At the same time I cannot believe the twins are six weeks old, I cannot believe that I've stayed home with them all day every day now for over a month. It is such a new experience being a stay at home mom (albeit temporarily). I wish I was one who could let the house go, camp out on the couch snuggling my baby all day and watch all the movies and TVs I've been saving on the DVR. Alas, not my life (the holding the baby all day thing is kind of impossible when you have two little ones to care for...). I have realized how nice it is to actually go to work and leave the house messy!!!! For real! Normally, I can go to work, not look at the laundry needing to be folded or the floors needing to be vacuumed. Seriously. But now, I'm here. I'm living in it every day, and I just cannot be here in the house all the time, unable to leave because of the twins and stumbling over laundry baskets and such. So...I have assumed the role of maid. This is new for me.

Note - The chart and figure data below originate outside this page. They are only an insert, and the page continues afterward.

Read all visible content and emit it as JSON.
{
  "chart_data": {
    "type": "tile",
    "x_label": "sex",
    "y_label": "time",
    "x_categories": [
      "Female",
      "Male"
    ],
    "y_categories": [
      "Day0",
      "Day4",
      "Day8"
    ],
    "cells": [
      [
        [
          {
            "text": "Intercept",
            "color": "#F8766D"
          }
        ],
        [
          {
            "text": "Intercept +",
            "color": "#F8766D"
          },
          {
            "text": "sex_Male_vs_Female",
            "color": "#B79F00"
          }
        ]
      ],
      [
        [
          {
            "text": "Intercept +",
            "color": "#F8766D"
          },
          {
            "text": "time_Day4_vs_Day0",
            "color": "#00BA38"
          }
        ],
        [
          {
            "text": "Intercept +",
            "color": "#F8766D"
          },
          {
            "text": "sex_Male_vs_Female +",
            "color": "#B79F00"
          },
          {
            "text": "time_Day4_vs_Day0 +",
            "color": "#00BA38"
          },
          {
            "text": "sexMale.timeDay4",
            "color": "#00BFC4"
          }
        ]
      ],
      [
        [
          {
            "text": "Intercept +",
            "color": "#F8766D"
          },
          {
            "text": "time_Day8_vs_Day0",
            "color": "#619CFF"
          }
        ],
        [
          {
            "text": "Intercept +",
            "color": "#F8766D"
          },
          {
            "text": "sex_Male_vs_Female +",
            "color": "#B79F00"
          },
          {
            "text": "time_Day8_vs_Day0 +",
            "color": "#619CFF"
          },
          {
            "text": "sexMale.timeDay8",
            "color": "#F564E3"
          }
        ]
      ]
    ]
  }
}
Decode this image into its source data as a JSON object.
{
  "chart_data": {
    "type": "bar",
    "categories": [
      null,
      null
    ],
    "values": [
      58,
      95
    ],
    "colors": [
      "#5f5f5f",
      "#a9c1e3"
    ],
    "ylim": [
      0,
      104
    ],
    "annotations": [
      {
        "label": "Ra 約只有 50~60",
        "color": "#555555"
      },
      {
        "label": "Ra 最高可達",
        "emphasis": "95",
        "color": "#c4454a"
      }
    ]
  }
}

Since I have always worked full time, Ben and I have largely shared household duties. Sure, Ben and April still help with dishes and take out the trash, but for the most part, the entire rest of the housework, picking stuff up and maintaining things is solely on my shoulders now. I have a profound respect and appreciation now for all the Stay at Home Moms who have to care for the kiddos AND attempt to clean the house regularly....and if they don't have time they still have to be IN the house while it isn't picked up. Would drive me crazy!!!
One of the more lighthearted battles I'm fighting is the weight, of course. What new mom doesn't? Since I hit the 6 week post c-section mark, I started my workouts again. My awesome Moms Into Fitness DVD series I used throughout the pregnancy has a Postnatal Boot Camp. And wow. It is intense. I just started this week and my whole body feels it. Lots of pain, but in that good "I worked my muscles really hard and feel things toning" kind of way. Hope it pays off!!! I have lost 25 pounds and have just under 13 left to lose before starting this workout. I didn't gain a ton of extra weight everywhere else, but my baby belly is still a bit bigger than 6 weeks postpartum with Sam. Probably because it was HUGE with twins!!! So still need to work on my fitness. ;) Not a bad war. And it makes the sleepless nights a little easier. Working out helps me fall asleep better at the end of the day and gives me enough energy to make it through when I'm running on 4 hours of "sleep."
SIGH.
HAHA - so after reading the above you get a good glimpse into the "not-so-happy-go-lucky and always positive" Carrie. I guess that's what happens with lack of sleep and a perpetual cycle of baby, baby and more baby feeding, burping (or not), changing, etc. I'm not totally lost though. ;) And I really am NOT complaining. I hope you take this fun ranting above as a tired mommy explaining the crazy frustrations of new parenthood....in reality I am still having fun. Still enjoying the growing alertness of the twins. Still loving holding them close and smelling that perfect new baby smell...still loving rocking them and hearing their breathing slow down and their bodies relax as they are content and happy. Every time I start to feel the war a bit too much, I force myself to remember how quickly this phase passes by. How this is the last time my babies will be babies...and the last time I will ever have babies (PLEASE GOD). :) Even more than this, when I'm up in the middle of the night feeding them and so tired I can barely hold my head up, I think about my friends who cannot have children. And how much they would give anything to be up all night with a newborn. (Tears!!!) And I am SO incredibly thankful for every single moment with Toby & Gabe. It's just that simple.